Jurisprudência 2023 (68)


Intermediário financeiro; responsabilidade;
nexo de causalidade; ónus da prova


1. O sumário de STJ 30/3/2023 (9755/17.2T8PRT.P1.S1.S1) é o seguinte: 

I – O Supremo Tribunal de Justiça não detém poderes para alterar a factualidade dada como provada (e não provada) que foi sujeita à livre apreciação do julgador de 2a instância, o qual emite um juízo de facto autónomo e definitivo que se torna insindicável, tal como resulta do disposto nos artigos 674º, no 3 e 682º, nº 2, do Código de Processo Civil.

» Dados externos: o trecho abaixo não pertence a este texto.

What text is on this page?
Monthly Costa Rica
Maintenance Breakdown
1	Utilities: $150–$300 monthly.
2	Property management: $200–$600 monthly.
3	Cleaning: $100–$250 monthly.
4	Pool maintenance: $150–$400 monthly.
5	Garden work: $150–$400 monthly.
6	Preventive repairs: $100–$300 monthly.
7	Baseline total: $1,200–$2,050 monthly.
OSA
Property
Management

II – No caso concreto, não há, contrariamente ao pretendido pela arguente, fundamento para o invocado controlo de presunções utilizadas, atendendo a que a factualidade dada como provada e não provada resultou também da análise da prova testemunhal produzida, conforme expressamente consta da fundamentação da convicção da decisão de facto.

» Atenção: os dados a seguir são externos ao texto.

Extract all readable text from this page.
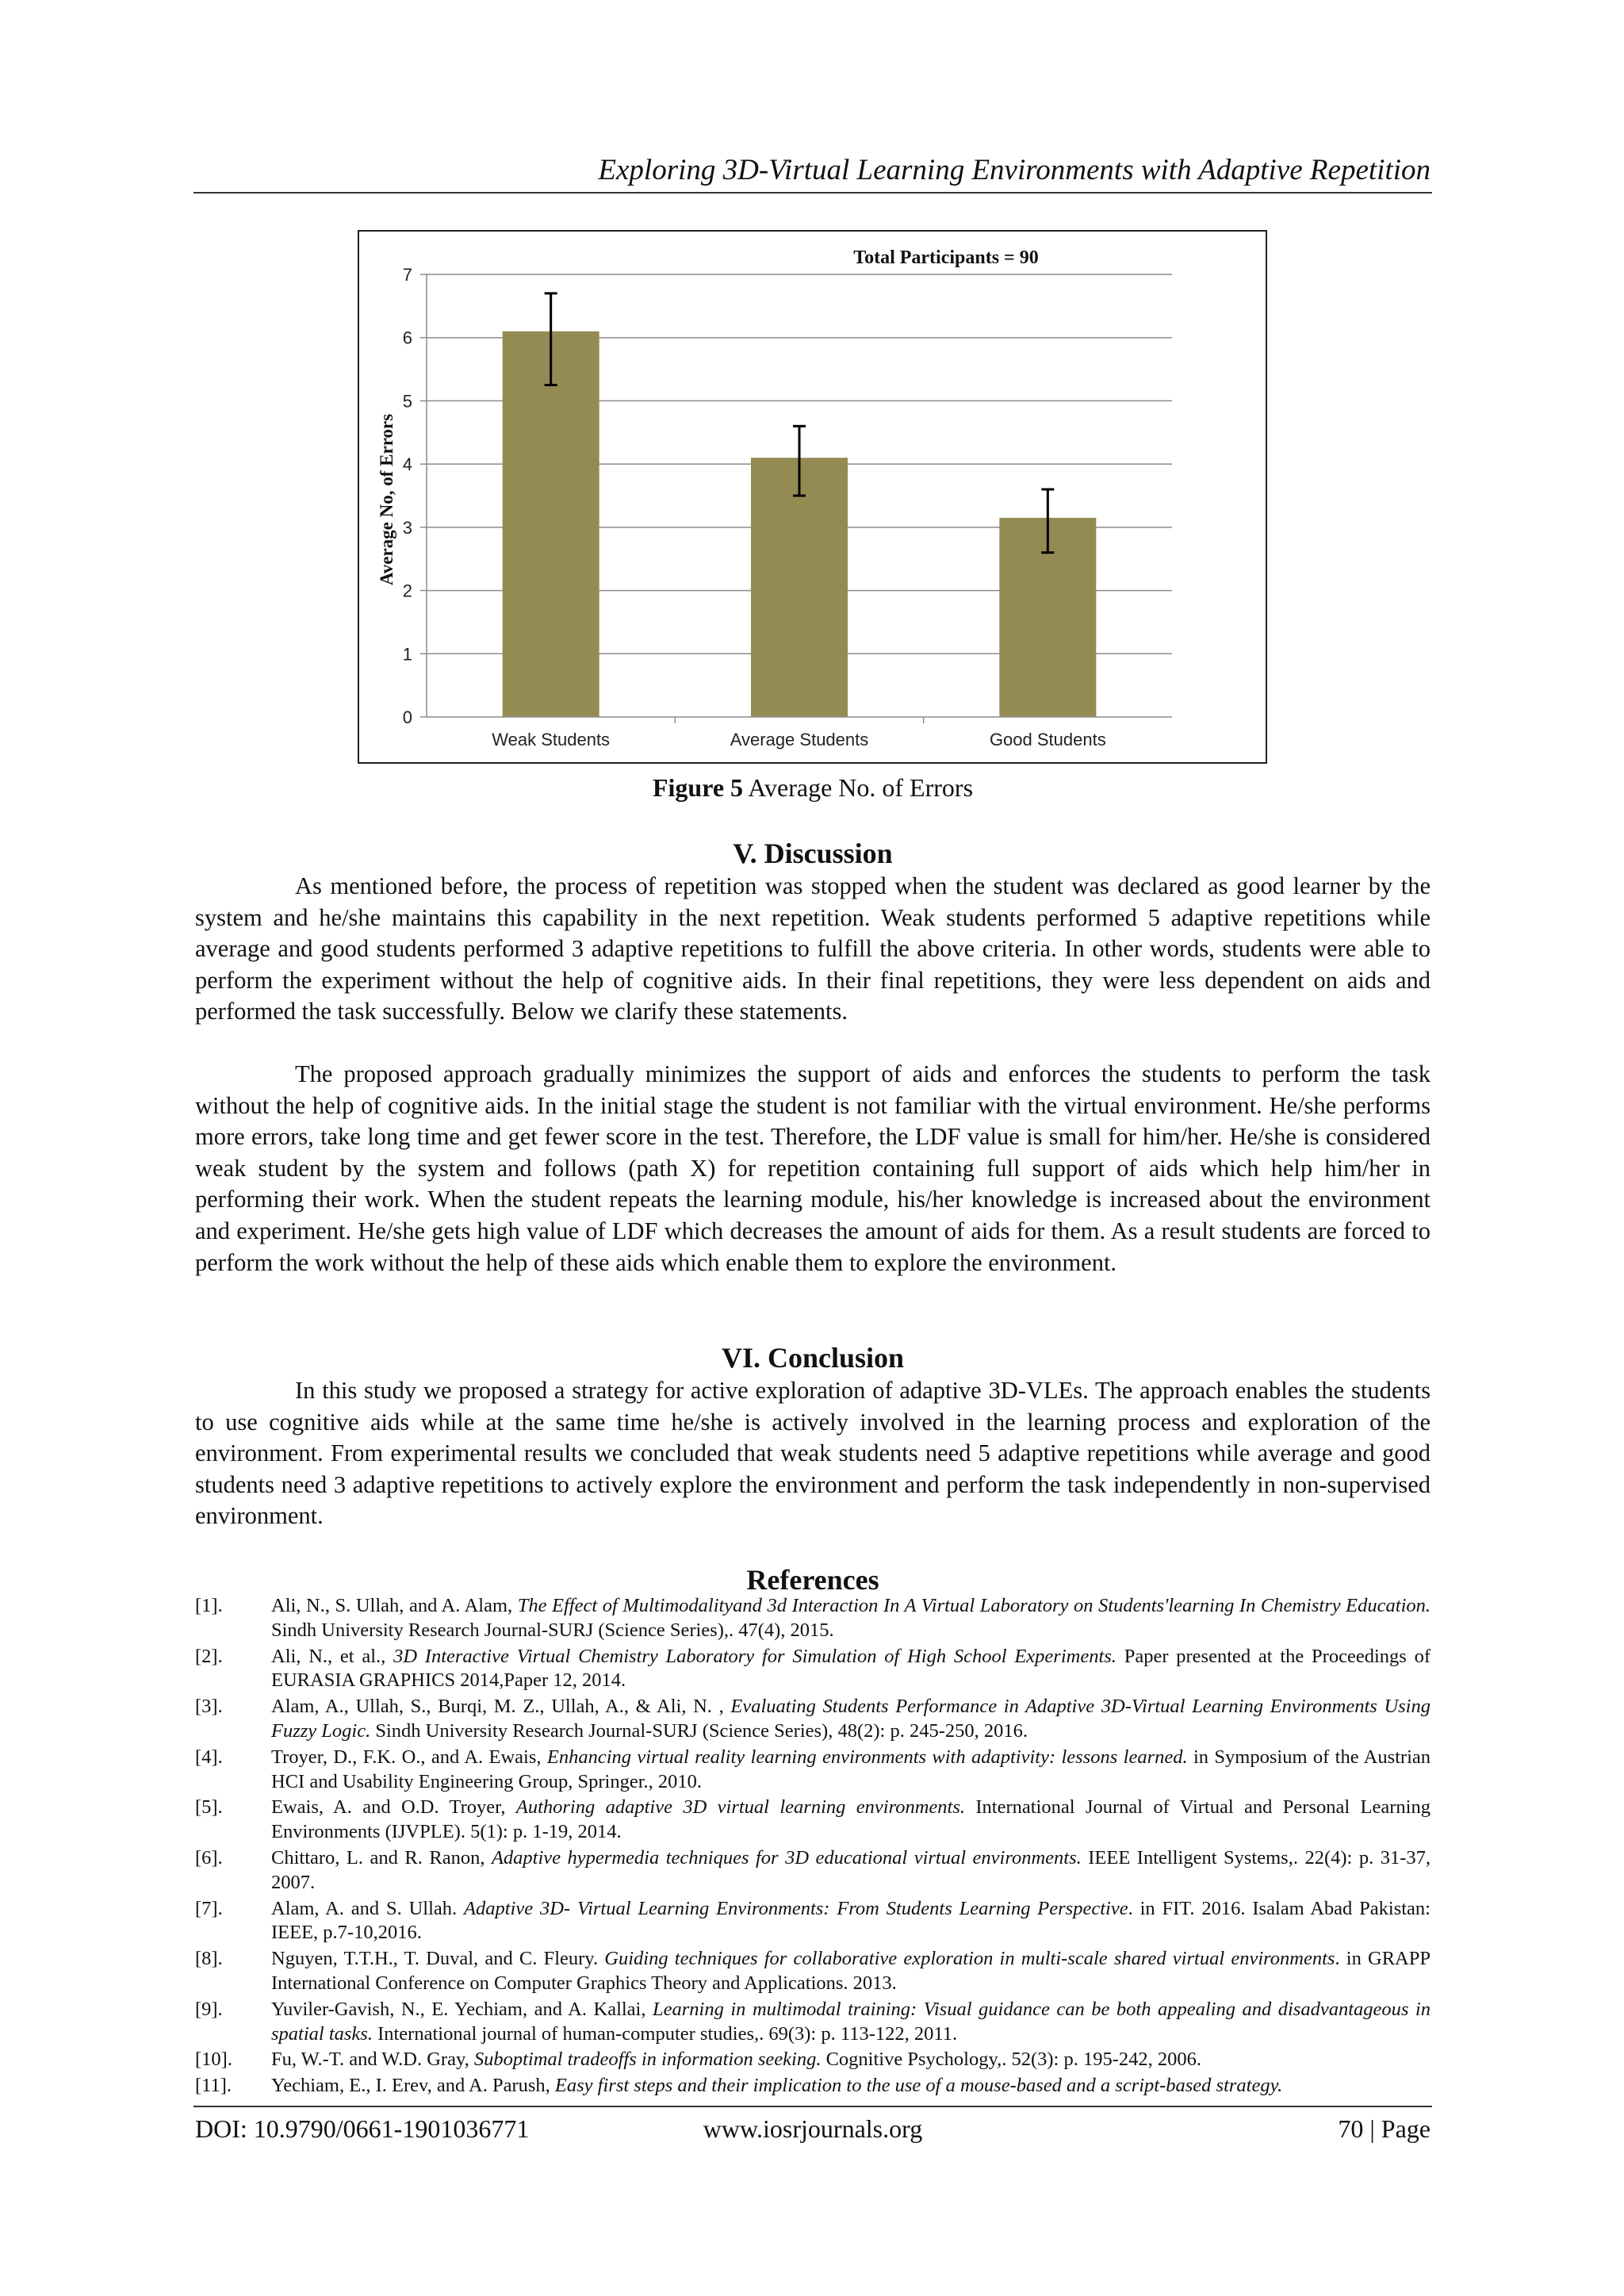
Exploring 3D-Virtual Learning Environments with Adaptive Repetition
0
1
2
3
4
5
6
7
Weak Students	Average Students	Good Students
Total Participants = 90
Average No, of Errors
Figure 5 Average No. of Errors
V. Discussion

As mentioned before, the process of repetition was stopped when the student was declared as good learner by the system and he/she maintains this capability in the next repetition. Weak students performed 5 adaptive repetitions while average and good students performed 3 adaptive repetitions to fulfill the above criteria. In other words, students were able to perform the experiment without the help of cognitive aids. In their final repetitions, they were less dependent on aids and performed the task successfully. Below we clarify these statements.

The proposed approach gradually minimizes the support of aids and enforces the students to perform the task without the help of cognitive aids. In the initial stage the student is not familiar with the virtual environment. He/she performs more errors, take long time and get fewer score in the test. Therefore, the LDF value is small for him/her. He/she is considered weak student by the system and follows (path X) for repetition containing full support of aids which help him/her in performing their work. When the student repeats the learning module, his/her knowledge is increased about the environment and experiment. He/she gets high value of LDF which decreases the amount of aids for them. As a result students are forced to perform the work without the help of these aids which enable them to explore the environment.

VI. Conclusion

In this study we proposed a strategy for active exploration of adaptive 3D-VLEs. The approach enables the students to use cognitive aids while at the same time he/she is actively involved in the learning process and exploration of the environment. From experimental results we concluded that weak students need 5 adaptive repetitions while average and good students need 3 adaptive repetitions to actively explore the environment and perform the task independently in non-supervised environment.

References
[1].	Ali, N., S. Ullah, and A. Alam, The Effect of Multimodalityand 3d Interaction In A Virtual Laboratory on Students'learning In Chemistry Education. Sindh University Research Journal-SURJ (Science Series),. 47(4), 2015.
[2].	Ali, N., et al., 3D Interactive Virtual Chemistry Laboratory for Simulation of High School Experiments. Paper presented at the Proceedings of EURASIA GRAPHICS 2014,Paper 12, 2014.
[3].	Alam, A., Ullah, S., Burqi, M. Z., Ullah, A., & Ali, N. , Evaluating Students Performance in Adaptive 3D-Virtual Learning Environments Using Fuzzy Logic. Sindh University Research Journal-SURJ (Science Series), 48(2): p. 245-250, 2016.
[4].	Troyer, D., F.K. O., and A. Ewais, Enhancing virtual reality learning environments with adaptivity: lessons learned. in Symposium of the Austrian HCI and Usability Engineering Group, Springer., 2010.
[5].	Ewais, A. and O.D. Troyer, Authoring adaptive 3D virtual learning environments. International Journal of Virtual and Personal Learning Environments (IJVPLE). 5(1): p. 1-19, 2014.
[6].	Chittaro, L. and R. Ranon, Adaptive hypermedia techniques for 3D educational virtual environments. IEEE Intelligent Systems,. 22(4): p. 31-37, 2007.
[7].	Alam, A. and S. Ullah. Adaptive 3D- Virtual Learning Environments: From Students Learning Perspective. in FIT. 2016. Isalam Abad Pakistan: IEEE, p.7-10,2016.
[8].	Nguyen, T.T.H., T. Duval, and C. Fleury. Guiding techniques for collaborative exploration in multi-scale shared virtual environments. in GRAPP International Conference on Computer Graphics Theory and Applications. 2013.
[9].	Yuviler-Gavish, N., E. Yechiam, and A. Kallai, Learning in multimodal training: Visual guidance can be both appealing and disadvantageous in spatial tasks. International journal of human-computer studies,. 69(3): p. 113-122, 2011.
[10]. Fu, W.-T. and W.D. Gray, Suboptimal tradeoffs in information seeking. Cognitive Psychology,. 52(3): p. 195-242, 2006.
[11]. Yechiam, E., I. Erev, and A. Parush, Easy first steps and their implication to the use of a mouse-based and a script-based strategy.
DOI: 10.9790/0661-1901036771	www.iosrjournals.org	70 | Page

III – Embora não tenha existido no acórdão do Supremo Tribunal de Justiça em causa qualquer referência ao reenvio prejudicial e ao invocado conflito de interesses, com a indicação de legislação da União Europeia, tal circunstância explica-se na medida em que tal expediente processual (reenvio prejudicial), bem como as restantes matérias invocadas por referência a legislação da União Europeia, poderiam/deveriam ter sido oficiosamente abordadas no âmbito do processo no 1479/16.4T8LRA.C2.S1-A., pelo Pleno das Secções Cíveis deste Tribunal de Justiça aquando da prolação do acórdão uniformizador nº 8/2022, no processo no 1479/16.4T8LRA.C2.S1-A, publicado no Diário da República, Iª Série, de 3 de Novembro de 2022, rectificado conforme Declaração de Rectificação nº 31/2022, publicada no Diário da República, 1ª Série, de 21 de Novembro de 2022, se fossem consideradas, então e nessa sede, necessários ou pertinentes.

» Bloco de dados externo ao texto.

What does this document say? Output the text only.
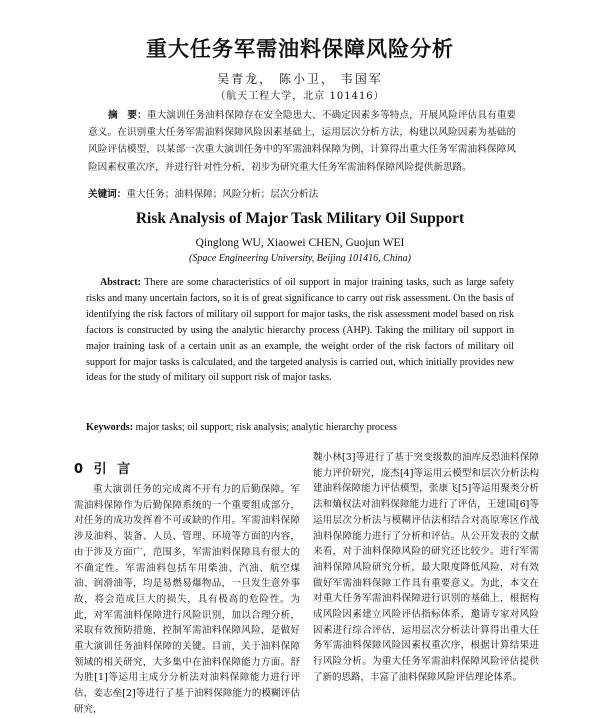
重大任务军需油料保障风险分析
吴青龙， 陈小卫， 韦国军
（航天工程大学，北京 101416）
摘　要：重大演训任务油料保障存在安全隐患大、不确定因素多等特点，开展风险评估具有重要意义。在识别重大任务军需油料保障风险因素基础上，运用层次分析方法，构建以风险因素为基础的风险评估模型，以某部一次重大演训任务中的军需油料保障为例，计算得出重大任务军需油料保障风险因素权重次序，并进行针对性分析，初步为研究重大任务军需油料保障风险提供新思路。
关键词：重大任务；油料保障；风险分析；层次分析法
Risk Analysis of Major Task Military Oil Support
Qinglong WU, Xiaowei CHEN, Guojun WEI
(Space Engineering University, Beijing 101416, China)
Abstract: There are some characteristics of oil support in major training tasks, such as large safety risks and many uncertain factors, so it is of great significance to carry out risk assessment. On the basis of identifying the risk factors of military oil support for major tasks, the risk assessment model based on risk factors is constructed by using the analytic hierarchy process (AHP). Taking the military oil support in major training task of a certain unit as an example, the weight order of the risk factors of military oil support for major tasks is calculated, and the targeted analysis is carried out, which initially provides new ideas for the study of military oil support risk of major tasks.
Keywords: major tasks; oil support; risk analysis; analytic hierarchy process
0 引 言
重大演训任务的完成离不开有力的后勤保障。军需油料保障作为后勤保障系统的一个重要组成部分，对任务的成功发挥着不可或缺的作用。军需油料保障涉及油料、装备、人员、管理、环境等方面的内容，由于涉及方面广，范围多，军需油料保障具有很大的不确定性。军需油料包括车用柴油、汽油、航空煤油、润滑油等，均是易燃易爆物品，一旦发生意外事故，将会造成巨大的损失，具有极高的危险性。为此，对军需油料保障进行风险识别，加以合理分析，采取有效预防措施，控制军需油料保障风险，是做好重大演训任务油料保障的关键。目前，关于油料保障领域的相关研究，大多集中在油料保障能力方面。舒为胜[1]等运用主成分分析法对油料保障能力进行评估，姜志垒[2]等进行了基于油料保障能力的模糊评估研究，
魏小林[3]等进行了基于突变级数的油库反恐油料保障能力评价研究，庞杰[4]等运用云模型和层次分析法构建油料保障能力评估模型，张康飞[5]等运用聚类分析法和熵权法对油料保障能力进行了评估，王建国[6]等运用层次分析法与模糊评估法相结合对高原寒区作战油料保障能力进行了分析和评估。从公开发表的文献来看，对于油料保障风险的研究还比较少。进行军需油料保障风险研究分析，最大限度降低风险，对有效做好军需油料保障工作具有重要意义。为此，本文在对重大任务军需油料保障进行识别的基础上，根据构成风险因素建立风险评估指标体系，邀请专家对风险因素进行综合评估，运用层次分析法计算得出重大任务军需油料保障风险因素权重次序，根据计算结果进行风险分析。为重大任务军需油料保障风险评估提供了新的思路，丰富了油料保障风险评估理论体系。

IV - Ou seja, era esse o momento processual para a observância desses procedimentos se fossem relevantes e susceptíveis de alterar o sentido da uniformização; não o tendo sido – como efectivamente não foram -, e seguindo o acórdão de 31 de Janeiro de 2023 desde Supremo Tribunal de Justiça escrupulosamente a doutrina do dito acórdão uniformizador, à espera do qual esteve largos meses por via da suspensão da instância decretada, não faria o menor sentido considerar agora a necessidade de reenvio prejudicial e a abordagem de outras temáticas, sendo certo que a questão jurídica discutida nos autos é precisamente similar às diversas que foram discutidas no âmbito geral dessa mesma uniformização.

V – O que significa que o presente processo deveria ter o desfecho compatível com o acórdão uniformizador aprovado sobre a mesma discussão jurídica essencial, sem a tomada em consideração de outro argumentário que o Pleno, podendo ter acolhido, desconsiderou (e em matéria de interpretação e aplicação do direito aos factos o tribunal era completamente livre de o fazer, nos termos gerais do artigo 5º, nº 3, do Código de Processo Civil).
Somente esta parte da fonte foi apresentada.